Por Carlos Del Frade

(APe).- Algunos filósofos del norte de Europa llegaron a decir que la desesperación es un salto de fe con el que la razón accede a la experiencia de percibir la existencia de Dios. Más acá en el mapa, suele especularse sobre los malos frutos que otorga el obrar en medio de la desesperación. Situaciones límites que generan momentos especiales en las vidas individuales y colectivas. También las desesperaciones abren oportunidades de negocios, muchos de ellos, ilegales.

El caso es que en la última semana del mes de noviembre de 2020, mientras Diego jugaba sus últimas fichas en la tómbola de su vida, en la estación de ómnibus rosarina, llamada “Mariano Moreno”, dos parejas se encontraron para vender y comprar un bebé de solamente diez días de nacido.

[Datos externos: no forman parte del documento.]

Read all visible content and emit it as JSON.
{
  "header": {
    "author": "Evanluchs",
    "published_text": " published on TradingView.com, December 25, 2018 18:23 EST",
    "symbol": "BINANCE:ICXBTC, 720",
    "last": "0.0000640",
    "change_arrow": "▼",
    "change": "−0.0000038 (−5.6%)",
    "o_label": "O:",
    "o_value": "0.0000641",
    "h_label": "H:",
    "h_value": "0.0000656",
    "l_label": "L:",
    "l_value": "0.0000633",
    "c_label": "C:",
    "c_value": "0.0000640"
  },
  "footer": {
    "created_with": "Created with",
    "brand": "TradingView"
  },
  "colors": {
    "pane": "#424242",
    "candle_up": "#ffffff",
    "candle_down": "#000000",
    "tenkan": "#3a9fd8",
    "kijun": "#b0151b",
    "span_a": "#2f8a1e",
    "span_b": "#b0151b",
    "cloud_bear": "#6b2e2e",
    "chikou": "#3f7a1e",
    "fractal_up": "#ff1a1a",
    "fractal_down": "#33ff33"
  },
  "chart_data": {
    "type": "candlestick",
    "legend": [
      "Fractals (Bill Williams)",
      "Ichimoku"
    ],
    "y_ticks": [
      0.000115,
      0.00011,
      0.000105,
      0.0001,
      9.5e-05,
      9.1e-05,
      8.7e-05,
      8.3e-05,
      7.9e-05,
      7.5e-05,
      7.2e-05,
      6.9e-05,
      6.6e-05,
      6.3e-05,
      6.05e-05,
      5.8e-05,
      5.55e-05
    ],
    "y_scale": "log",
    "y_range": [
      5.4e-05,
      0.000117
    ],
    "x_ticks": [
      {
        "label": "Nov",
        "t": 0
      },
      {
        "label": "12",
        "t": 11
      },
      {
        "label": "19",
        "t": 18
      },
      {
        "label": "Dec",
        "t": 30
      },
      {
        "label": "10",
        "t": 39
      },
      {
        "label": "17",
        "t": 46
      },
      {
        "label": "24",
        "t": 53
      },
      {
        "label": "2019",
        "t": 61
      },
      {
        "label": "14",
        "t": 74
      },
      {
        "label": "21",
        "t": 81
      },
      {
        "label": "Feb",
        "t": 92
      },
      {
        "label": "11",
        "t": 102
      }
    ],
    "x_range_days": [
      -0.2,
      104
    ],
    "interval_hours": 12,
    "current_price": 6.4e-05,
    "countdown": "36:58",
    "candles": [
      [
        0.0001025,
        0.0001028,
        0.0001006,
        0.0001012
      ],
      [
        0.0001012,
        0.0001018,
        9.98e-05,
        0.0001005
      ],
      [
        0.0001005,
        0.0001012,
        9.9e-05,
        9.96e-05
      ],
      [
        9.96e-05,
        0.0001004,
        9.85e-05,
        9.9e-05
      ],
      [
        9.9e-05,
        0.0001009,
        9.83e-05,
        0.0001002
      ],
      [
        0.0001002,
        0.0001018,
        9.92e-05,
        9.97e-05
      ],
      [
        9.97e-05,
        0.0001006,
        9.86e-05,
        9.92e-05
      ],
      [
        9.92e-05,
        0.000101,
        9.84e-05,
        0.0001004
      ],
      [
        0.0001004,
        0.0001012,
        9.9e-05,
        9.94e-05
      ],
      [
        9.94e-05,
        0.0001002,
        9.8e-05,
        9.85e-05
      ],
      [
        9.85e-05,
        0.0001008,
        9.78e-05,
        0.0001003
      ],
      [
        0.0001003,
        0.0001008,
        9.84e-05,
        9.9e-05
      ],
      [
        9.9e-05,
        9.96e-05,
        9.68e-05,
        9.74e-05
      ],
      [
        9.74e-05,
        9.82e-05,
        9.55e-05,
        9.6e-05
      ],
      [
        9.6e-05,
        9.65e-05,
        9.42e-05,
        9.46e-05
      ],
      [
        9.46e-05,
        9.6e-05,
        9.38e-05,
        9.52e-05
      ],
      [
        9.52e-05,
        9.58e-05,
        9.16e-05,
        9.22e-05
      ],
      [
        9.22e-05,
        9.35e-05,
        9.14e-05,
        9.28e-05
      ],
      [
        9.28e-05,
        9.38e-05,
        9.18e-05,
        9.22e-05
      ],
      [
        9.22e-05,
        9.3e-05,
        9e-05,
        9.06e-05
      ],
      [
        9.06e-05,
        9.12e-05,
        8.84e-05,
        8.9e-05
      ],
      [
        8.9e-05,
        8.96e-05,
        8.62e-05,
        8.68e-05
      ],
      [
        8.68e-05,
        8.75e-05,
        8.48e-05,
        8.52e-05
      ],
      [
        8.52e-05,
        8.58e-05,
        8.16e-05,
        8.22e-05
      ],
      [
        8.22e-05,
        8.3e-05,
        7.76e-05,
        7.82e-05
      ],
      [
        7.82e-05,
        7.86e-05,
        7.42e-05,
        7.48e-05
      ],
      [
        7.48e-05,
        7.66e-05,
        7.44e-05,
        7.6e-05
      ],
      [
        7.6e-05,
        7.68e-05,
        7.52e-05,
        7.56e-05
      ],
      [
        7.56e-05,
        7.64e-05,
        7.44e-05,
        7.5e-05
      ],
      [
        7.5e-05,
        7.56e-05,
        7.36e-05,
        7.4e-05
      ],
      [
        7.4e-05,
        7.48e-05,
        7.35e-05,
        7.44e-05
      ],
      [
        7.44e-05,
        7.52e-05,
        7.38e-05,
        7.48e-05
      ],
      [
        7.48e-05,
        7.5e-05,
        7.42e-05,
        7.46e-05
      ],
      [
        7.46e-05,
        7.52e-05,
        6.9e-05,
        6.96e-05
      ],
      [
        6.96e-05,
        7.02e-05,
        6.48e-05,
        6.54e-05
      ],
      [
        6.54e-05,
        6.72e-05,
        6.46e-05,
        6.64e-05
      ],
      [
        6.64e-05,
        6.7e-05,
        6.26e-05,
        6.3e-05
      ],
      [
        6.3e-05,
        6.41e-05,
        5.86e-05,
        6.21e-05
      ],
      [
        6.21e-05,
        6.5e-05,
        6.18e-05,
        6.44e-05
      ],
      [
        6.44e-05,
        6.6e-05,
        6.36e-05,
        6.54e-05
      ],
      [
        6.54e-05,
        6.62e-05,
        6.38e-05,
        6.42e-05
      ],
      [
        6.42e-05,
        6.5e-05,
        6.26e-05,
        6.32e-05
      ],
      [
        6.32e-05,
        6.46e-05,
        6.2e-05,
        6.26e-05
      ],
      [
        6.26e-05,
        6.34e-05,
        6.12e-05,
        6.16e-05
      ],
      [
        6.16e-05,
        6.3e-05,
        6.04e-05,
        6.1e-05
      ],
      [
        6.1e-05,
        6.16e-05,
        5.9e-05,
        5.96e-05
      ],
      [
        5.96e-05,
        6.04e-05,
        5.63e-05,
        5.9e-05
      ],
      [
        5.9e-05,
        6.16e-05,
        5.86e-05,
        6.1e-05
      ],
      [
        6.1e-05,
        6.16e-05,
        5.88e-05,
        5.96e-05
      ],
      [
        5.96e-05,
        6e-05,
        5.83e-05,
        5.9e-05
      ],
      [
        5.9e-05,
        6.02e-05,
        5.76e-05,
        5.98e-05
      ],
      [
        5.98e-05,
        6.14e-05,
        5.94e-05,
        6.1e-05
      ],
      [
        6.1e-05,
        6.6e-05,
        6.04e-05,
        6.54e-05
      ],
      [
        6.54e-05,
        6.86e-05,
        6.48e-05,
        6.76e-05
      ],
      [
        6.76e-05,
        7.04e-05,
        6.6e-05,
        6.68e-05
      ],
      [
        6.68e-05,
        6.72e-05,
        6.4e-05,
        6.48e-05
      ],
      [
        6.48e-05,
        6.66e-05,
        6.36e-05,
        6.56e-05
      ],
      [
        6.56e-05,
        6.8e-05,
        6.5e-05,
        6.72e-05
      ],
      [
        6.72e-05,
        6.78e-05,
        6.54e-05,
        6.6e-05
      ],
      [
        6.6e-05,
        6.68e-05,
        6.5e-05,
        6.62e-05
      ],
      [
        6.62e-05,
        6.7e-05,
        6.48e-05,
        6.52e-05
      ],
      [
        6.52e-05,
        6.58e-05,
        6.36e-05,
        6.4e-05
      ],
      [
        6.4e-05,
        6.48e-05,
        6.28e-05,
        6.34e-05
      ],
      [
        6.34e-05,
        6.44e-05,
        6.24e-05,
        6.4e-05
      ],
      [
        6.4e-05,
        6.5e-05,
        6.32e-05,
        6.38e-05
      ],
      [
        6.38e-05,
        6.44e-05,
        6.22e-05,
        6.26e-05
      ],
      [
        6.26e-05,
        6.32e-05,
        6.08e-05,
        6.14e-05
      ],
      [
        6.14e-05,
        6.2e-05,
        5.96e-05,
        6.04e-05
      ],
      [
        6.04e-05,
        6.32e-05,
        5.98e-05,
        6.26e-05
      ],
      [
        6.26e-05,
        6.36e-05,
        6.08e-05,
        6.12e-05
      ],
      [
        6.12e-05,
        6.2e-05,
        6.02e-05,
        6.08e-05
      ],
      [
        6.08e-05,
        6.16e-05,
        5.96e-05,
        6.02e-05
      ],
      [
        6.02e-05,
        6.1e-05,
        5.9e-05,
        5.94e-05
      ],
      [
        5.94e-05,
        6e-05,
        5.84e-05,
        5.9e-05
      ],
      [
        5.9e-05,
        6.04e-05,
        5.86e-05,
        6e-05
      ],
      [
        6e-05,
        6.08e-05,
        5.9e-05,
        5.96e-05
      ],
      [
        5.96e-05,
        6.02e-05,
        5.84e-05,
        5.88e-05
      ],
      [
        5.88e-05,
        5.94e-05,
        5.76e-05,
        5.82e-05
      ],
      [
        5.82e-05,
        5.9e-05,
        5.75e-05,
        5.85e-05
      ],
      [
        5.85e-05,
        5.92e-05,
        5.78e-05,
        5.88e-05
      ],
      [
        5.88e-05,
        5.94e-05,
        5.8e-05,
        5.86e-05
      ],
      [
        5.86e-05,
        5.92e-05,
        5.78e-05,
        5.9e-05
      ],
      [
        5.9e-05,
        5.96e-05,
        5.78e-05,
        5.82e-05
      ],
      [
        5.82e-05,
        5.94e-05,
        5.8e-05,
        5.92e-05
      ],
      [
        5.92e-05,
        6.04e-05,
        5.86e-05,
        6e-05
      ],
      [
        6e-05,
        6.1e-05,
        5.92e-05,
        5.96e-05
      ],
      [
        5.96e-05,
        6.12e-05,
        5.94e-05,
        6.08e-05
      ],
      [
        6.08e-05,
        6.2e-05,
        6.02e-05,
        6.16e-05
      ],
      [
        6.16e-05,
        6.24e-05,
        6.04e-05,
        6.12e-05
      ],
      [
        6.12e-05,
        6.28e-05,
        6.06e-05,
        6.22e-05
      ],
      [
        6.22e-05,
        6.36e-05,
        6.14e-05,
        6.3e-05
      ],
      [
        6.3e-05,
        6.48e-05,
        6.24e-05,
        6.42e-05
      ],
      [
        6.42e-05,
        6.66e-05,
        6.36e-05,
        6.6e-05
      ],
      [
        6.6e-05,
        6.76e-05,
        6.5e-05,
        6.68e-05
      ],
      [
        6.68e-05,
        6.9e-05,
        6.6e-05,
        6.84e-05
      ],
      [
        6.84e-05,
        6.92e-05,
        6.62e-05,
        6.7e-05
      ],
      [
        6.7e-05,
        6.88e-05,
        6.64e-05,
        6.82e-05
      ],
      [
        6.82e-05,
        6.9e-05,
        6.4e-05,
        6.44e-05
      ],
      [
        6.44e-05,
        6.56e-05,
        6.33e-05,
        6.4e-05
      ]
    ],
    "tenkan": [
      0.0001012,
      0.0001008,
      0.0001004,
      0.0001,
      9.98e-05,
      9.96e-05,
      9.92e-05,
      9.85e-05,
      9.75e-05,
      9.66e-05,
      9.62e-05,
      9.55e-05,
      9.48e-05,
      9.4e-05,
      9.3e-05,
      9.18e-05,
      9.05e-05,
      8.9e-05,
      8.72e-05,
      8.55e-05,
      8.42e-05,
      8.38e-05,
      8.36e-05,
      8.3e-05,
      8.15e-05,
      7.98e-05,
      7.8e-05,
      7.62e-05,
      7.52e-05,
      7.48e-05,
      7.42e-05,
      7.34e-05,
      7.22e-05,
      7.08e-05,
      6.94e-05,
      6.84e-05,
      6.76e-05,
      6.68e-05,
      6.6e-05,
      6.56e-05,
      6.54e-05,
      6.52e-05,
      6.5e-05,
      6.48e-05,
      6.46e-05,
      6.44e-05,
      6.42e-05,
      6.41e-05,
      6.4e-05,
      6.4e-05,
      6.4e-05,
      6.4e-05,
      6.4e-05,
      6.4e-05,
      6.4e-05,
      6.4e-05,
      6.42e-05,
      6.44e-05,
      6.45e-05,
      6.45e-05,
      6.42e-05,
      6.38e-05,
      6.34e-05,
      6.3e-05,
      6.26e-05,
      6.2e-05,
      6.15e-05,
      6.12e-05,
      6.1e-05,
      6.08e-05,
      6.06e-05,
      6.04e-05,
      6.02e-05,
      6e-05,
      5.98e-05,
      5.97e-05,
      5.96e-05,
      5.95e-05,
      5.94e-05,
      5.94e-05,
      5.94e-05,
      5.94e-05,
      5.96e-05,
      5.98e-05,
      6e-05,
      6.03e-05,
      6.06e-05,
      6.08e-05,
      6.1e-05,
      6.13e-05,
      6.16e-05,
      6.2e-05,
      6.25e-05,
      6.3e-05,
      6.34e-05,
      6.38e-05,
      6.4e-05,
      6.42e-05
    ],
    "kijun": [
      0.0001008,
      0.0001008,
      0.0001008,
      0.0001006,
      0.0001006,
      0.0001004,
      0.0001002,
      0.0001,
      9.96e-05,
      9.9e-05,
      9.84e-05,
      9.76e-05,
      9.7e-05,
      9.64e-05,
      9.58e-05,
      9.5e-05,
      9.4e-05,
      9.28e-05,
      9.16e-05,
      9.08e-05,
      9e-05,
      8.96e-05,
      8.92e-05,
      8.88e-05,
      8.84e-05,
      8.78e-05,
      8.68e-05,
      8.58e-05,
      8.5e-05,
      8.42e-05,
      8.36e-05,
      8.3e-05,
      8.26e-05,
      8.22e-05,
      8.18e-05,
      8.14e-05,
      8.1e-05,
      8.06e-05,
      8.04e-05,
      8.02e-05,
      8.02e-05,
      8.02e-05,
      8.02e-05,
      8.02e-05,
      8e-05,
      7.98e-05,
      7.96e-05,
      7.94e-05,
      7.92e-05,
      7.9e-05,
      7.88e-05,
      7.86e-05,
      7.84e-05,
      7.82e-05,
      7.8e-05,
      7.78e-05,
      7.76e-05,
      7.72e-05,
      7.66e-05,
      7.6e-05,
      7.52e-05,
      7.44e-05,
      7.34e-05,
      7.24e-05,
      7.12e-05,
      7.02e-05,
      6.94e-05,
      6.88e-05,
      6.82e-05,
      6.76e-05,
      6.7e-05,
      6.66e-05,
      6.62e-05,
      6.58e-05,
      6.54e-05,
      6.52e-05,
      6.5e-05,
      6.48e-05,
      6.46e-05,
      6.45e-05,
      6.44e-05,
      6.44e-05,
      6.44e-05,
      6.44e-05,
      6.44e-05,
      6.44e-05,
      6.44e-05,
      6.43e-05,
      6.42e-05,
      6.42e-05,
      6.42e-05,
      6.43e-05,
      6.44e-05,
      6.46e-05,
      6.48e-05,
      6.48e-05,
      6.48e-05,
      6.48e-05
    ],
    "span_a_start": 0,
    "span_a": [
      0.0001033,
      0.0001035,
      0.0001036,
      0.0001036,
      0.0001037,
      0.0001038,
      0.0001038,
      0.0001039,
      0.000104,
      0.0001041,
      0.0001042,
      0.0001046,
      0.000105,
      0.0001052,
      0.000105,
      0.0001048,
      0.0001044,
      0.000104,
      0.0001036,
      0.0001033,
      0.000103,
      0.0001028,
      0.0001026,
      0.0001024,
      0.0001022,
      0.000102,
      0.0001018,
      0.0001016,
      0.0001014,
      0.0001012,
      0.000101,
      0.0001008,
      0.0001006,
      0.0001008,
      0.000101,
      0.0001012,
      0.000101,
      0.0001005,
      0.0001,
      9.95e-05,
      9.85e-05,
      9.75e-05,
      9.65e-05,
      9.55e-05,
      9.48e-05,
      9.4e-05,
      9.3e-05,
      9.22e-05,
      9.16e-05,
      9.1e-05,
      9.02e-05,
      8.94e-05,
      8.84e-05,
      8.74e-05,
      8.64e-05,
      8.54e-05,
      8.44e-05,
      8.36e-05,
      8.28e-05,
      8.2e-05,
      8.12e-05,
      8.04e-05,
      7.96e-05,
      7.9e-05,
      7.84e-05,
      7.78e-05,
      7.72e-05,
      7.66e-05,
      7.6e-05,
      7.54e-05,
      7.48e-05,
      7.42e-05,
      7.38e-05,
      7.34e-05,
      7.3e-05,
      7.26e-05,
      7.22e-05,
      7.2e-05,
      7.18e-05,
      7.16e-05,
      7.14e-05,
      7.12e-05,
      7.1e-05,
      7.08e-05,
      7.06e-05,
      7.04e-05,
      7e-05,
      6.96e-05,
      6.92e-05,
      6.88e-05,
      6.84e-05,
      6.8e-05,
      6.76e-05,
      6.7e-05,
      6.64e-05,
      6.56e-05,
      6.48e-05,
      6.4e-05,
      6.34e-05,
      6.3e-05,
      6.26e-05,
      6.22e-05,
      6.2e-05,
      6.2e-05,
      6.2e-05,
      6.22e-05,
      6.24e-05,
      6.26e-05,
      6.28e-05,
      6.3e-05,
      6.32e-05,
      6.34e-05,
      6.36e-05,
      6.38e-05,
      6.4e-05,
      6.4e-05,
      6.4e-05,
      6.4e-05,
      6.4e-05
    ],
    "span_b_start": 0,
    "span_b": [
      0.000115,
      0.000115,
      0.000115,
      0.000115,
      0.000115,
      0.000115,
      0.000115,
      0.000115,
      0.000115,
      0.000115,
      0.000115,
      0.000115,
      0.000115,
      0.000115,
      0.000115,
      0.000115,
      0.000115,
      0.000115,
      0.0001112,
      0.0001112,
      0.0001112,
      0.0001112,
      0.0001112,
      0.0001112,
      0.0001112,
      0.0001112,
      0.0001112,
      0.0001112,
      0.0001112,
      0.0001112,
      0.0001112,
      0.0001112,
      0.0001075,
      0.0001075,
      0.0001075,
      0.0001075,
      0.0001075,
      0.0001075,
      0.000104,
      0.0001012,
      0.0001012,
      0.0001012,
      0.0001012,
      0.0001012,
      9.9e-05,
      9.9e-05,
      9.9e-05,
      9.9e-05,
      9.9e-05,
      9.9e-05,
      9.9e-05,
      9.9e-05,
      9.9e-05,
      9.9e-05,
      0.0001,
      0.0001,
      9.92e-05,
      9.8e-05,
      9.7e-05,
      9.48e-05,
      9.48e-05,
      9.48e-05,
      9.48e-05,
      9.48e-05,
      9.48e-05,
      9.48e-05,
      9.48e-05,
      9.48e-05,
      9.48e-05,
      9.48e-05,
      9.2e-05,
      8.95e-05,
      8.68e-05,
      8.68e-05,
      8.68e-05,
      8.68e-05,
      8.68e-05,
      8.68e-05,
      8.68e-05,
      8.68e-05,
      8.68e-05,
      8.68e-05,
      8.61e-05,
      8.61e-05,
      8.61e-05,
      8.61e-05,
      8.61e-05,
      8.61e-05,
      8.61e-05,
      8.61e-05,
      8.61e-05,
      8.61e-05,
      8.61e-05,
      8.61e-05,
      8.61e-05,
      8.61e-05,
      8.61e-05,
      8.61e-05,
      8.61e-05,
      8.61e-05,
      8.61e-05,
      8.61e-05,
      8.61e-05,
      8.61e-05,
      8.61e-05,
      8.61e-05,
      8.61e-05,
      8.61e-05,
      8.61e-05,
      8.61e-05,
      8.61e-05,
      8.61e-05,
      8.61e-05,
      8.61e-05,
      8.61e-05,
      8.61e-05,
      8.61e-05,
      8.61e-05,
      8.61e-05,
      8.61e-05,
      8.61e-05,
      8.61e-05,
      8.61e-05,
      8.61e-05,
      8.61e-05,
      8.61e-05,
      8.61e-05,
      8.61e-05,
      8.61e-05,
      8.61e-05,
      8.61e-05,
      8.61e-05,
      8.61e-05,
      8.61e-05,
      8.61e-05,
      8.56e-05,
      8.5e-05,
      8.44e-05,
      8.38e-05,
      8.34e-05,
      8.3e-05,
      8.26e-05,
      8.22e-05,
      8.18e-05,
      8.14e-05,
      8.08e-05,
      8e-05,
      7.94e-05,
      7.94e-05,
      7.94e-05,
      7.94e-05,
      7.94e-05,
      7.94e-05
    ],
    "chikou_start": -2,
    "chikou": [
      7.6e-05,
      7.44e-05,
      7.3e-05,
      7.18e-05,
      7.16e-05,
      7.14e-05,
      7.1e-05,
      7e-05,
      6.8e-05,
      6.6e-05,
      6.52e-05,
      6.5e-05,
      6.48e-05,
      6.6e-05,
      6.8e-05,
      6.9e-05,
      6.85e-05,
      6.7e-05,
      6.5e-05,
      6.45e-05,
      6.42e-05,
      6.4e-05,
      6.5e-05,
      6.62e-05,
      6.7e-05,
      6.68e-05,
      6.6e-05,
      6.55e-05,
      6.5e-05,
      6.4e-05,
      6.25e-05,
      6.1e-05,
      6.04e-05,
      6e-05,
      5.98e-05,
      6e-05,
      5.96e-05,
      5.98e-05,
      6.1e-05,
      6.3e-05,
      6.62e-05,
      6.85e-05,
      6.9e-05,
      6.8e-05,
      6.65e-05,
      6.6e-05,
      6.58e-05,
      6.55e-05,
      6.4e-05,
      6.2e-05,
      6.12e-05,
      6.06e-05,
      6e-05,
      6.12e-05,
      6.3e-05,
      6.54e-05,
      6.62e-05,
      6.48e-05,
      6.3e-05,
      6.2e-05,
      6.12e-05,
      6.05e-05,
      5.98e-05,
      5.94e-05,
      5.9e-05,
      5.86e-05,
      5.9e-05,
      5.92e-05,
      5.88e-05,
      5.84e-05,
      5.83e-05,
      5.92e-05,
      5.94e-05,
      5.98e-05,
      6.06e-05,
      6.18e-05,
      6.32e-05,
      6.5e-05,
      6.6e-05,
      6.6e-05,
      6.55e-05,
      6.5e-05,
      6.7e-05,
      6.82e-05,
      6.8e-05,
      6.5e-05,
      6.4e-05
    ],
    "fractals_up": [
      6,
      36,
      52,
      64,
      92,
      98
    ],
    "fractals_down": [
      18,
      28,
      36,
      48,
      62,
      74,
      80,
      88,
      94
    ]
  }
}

Las crónicas señalan que la mamá se arrepintió y que los cuarenta mil pesos fijados ya no le decían nada de nada. A pesar de la desesperante situación económica que atraviesa.

La cuestión se supo porque ambas parejas discutían a gritos muy cerquita de un puesto policial. Entonces amaneció el caso en los grandes medios de comunicación.

-Se está ante un delito de supresión de identidad en grado de tentativa y no ante una venta. Por lo que comentó la mamá del bebé su familia está bajo una pésima situación económica y que tiene otros hijos a su cargo. Dijo que lo que habían acordado era ir con el bebé al Registro Civil y anotarlo a nombre del hombre de la pareja de rosarinos como padre biológico – dijo Sebastián Carranza, portavoz de la Fiscalía Regional Segunda.

Ninguna de las cuatro personas tiene antecedentes penales y recuperaron la libertad.

Por otro lado, la Secretaría de los Derechos de la Niñez, Adolescencia y Familia informó que el bebé está ahora con un familiar directo de la mamá quien, además, se ofreció para hacerse cargo del chiquito.

Lo cierto es que ambas parejas serán acusadas por el delito de supresión de identidad en grado de tentativa.

¿Cuántas veces se repetirán estos casos en las distintas provincias argentinas que jamás llegan a conocerse? ¿Son verdaderamente culpables ambas parejas?.

Si la desesperación es un salto que le permite a la razón llegar a la comprensión de Dios es imprescindible convenir que es una divinidad particular y arbitraria.

El espantoso negocio de la venta de bebés, sin dudas, debe ser perseguido pero en esta noticia, por lo menos hasta ahora, no emerge una red de secuestros de niñas y niños para su posterior enajenación.

Dos parejas desesperadas deberán responder ante la justicia y no está mal que lo hagan. Lo que aquí se pregunta es por los verdaderos responsables del drama.

Es imprescindible saber quiénes son los multiplicadores de la desesperación que luego pone en el medio de una danza desgarradora a dos parejas jóvenes que disputan el destino de un bebé de apenas diez días de nacido.

Hay gente que debe impulsar la desesperación de los siempre ninguneados, de los que no llegan siquiera a empatarle al fin de semana.

Esos desesperadores están lejos de las divagaciones teológicas o filosóficas.

Es gente que construye indiferencias, indolencias y cierra puertas para que luego los malos de la película sean siempre los mismos.

¿Cuántas personas desesperadas hay hoy en la provincia de Santa Fe, en la Argentina, en esta cápsula espacial llamada planeta Tierra? No hay censo de personas angustiadas.

Lo cierto es que a medida que avanza la deshumanización que propone el sistema que endiosa el dinero, dos parejas jóvenes parecen ser los malvados en un guión en el que, con suerte, apenas son extras.